Marshall dismisses criticism that his office focuses too much on China as a future enemy, saying it is the Pentagon’s job to ponder worst-case scenarios.

“We tend to look at not very happy futures,” he said in a recent interview.

Marshall, via Wired.
If it sounds like the Cold War all over again, it kind of is. Defenders of Air-Sea Battle say it’s a necessary precaution against a stratospheric rise in Chinese defense spending, which reached about $180 billion last year according to the Post. (That’s still only about a third of what the Pentagon gets every year.) Also disconcerting to the folks tasked with planning for the worst is China’s increased activity in the South China Sea.
While it’s understandable that Air-Sea Battle is politically quite sensitive, what’s fascinating about the whole concept is how it came about. It was first spawned by Marshall in the 80s thanks to his obsession with the idea that war would become ever-increasingly enhanced by technology, with bombs and missled delivered quicker and more accurately than ever before. (If this sounds like sci-fi, it’s because it’s about as close as one gets in real life.) Early on, Marshall (who was well-profiled by Wired in 2003) and his assistant, retired Lt. Col. Andrew Krepinevich, picked China as the biggest potential threat to the U.S. in the future. As China’s economy and military have gotten burlier in recent years, more and more people in the Pentagon started to pay attention to Marshall’s work.
Curiously, Krepinevich now heads the Center for Strategic and Budgetary Assessments, a defense think tank that receives a large portion of the $13 to $19 million that Marshall hands to outside agencies from his own research budget.
Again from the Post:
In the past 15 years, CSBA has run more than two dozen China war games for Marshall’s office and written dozens of studies. The think tank typically collects about $2.75 million to $3 million a year, about 40 percent of its annual revenue, from Marshall’s office, according to Pentagon statistics and CSBA’s most recent financial filings.

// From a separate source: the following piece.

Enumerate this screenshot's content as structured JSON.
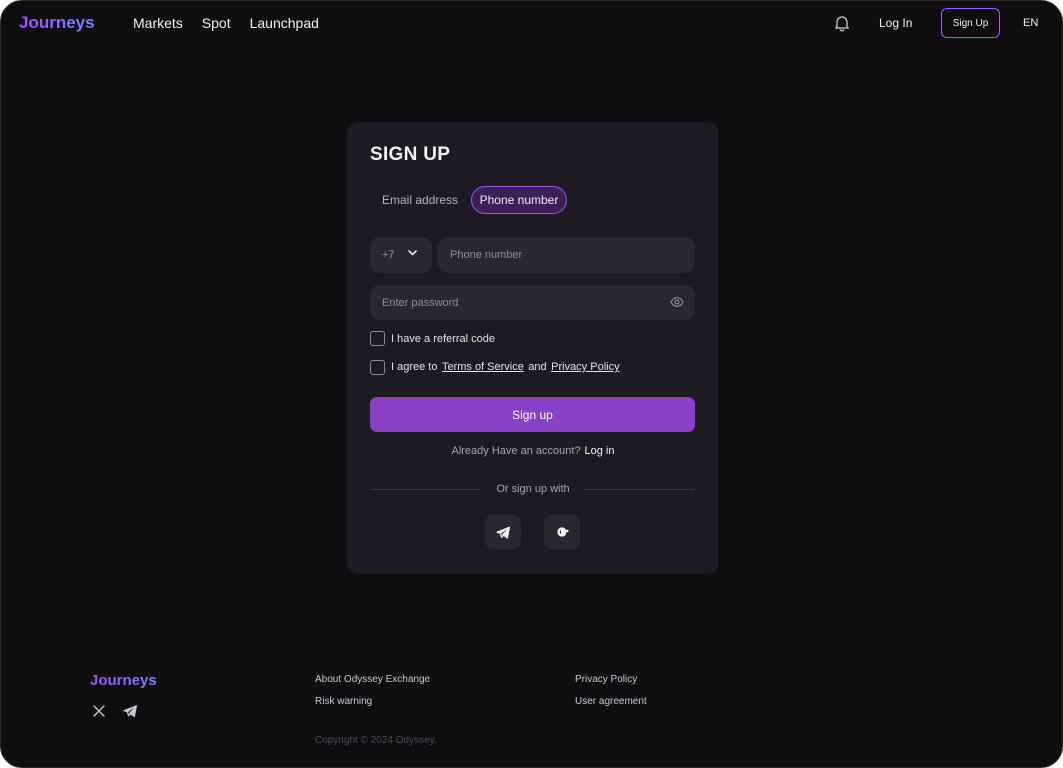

The war games run by CSBA are set 20 years in the future and cast China as a hegemonic and aggressive enemy. Guided anti-ship missiles sink U.S. aircraft carriers and other surface ships. Simultaneous Chinese strikes destroy American air bases, making it impossible for the U.S. military to launch its fighter jets. The outnumbered American force fights back with conventional strikes on China’s mainland, knocking out long-range precision missiles and radar.
Interestingly, the Post notes that some of the opposition to the plan within the U.S. military is due to the potential for investment in Air-Sea Battle reducing the amount of spending available for ground combat. But mostly military folks are against it because they believe the plan is absolutely overkill:
An internal assessment, prepared for the Marine Corps commandant and obtained by The Washington Post, warns that “an Air-Sea Battle-focused Navy and Air Force would be preposterously expensive to build in peace time” and would result in “incalculable human and economic destruction” if ever used in a major war with China.

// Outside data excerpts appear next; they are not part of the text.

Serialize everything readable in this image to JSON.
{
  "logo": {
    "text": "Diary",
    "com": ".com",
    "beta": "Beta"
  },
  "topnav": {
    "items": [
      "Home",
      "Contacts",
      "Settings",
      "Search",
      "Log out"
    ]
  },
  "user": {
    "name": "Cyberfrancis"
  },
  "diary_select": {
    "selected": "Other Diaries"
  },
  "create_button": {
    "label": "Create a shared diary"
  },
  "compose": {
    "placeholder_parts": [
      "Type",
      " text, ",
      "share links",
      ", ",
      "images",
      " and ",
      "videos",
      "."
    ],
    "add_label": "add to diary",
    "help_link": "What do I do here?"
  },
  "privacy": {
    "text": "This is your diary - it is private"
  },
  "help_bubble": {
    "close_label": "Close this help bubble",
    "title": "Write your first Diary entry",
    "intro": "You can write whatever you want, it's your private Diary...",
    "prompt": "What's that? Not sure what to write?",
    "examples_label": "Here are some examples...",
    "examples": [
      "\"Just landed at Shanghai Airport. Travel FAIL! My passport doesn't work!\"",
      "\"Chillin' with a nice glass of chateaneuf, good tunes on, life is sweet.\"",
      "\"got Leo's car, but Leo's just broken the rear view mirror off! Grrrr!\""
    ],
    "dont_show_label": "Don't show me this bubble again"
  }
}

The plan would be expensive to carry out. In the past few months, as Air-Sea Battle has gained notice, the Army and Navy have said that a whopping 200 new defense initiatives are needed to prepare the military for the strategy. That, I think, is the most fascinating part of the story. For two decades, Marshall has worked on his fantasy war, while for the last half of that the U.S. was more concerned with rather low-tech threats in Iraq and Afghanistan.

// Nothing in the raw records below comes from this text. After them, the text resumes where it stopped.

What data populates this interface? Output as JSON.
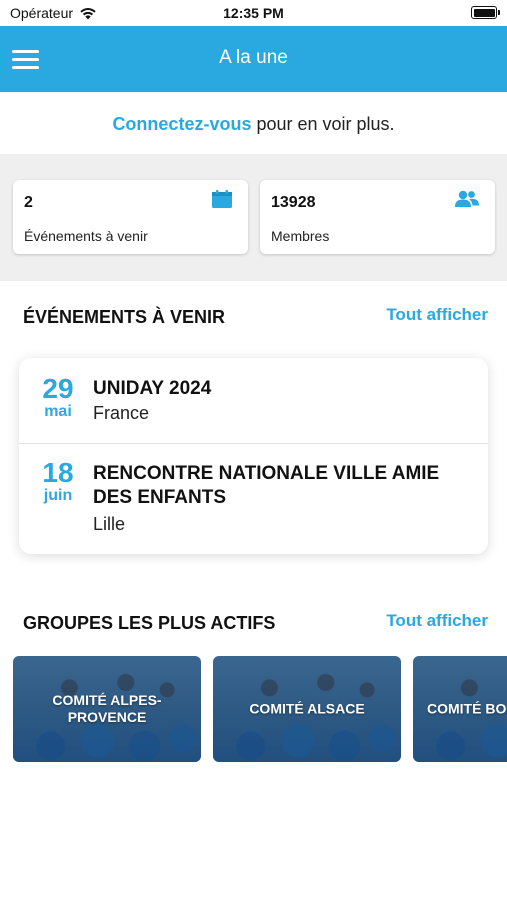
{
  "status_bar": {
    "carrier": "Opérateur",
    "time": "12:35 PM"
  },
  "app_bar": {
    "title": "A la une",
    "menu_icon": "menu-icon"
  },
  "login_banner": {
    "link": "Connectez-vous",
    "rest": " pour en voir plus."
  },
  "stats": [
    {
      "value": "2",
      "label": "Événements à venir",
      "icon": "calendar-icon"
    },
    {
      "value": "13928",
      "label": "Membres",
      "icon": "members-icon"
    }
  ],
  "events_section": {
    "title": "ÉVÉNEMENTS À VENIR",
    "see_all": "Tout afficher",
    "items": [
      {
        "day": "29",
        "month": "mai",
        "title": "UNIDAY 2024",
        "place": "France"
      },
      {
        "day": "18",
        "month": "juin",
        "title": "RENCONTRE NATIONALE VILLE AMIE DES ENFANTS",
        "place": "Lille"
      }
    ]
  },
  "groups_section": {
    "title": "GROUPES LES PLUS ACTIFS",
    "see_all": "Tout afficher",
    "items": [
      {
        "name": "COMITÉ ALPES-PROVENCE"
      },
      {
        "name": "COMITÉ ALSACE"
      },
      {
        "name": "COMITÉ BO"
      }
    ]
  },
  "colors": {
    "accent": "#29a9e0",
    "background_gray": "#efefef"
  }
}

But now that China is gaining prominence, Marshall’s work, which is admittedly dealing with the worst possible situations, is now a hot topic. What remains to be seen is if the military starts tossing money towards Air-Sea Battle, or if everyone will end up stepping back, taking a deep breath, and ask why China would attack the U.S. unprovoked when it holds $1.6 trillion of our debt and whose economy is intrinsically linked with ours. Just remember that Marshall doesn’t have a crystal ball, nor does he pretend to. He’s tasked himself with developing the worst-case scenario, and over the last 20 years, that’s what he’s done.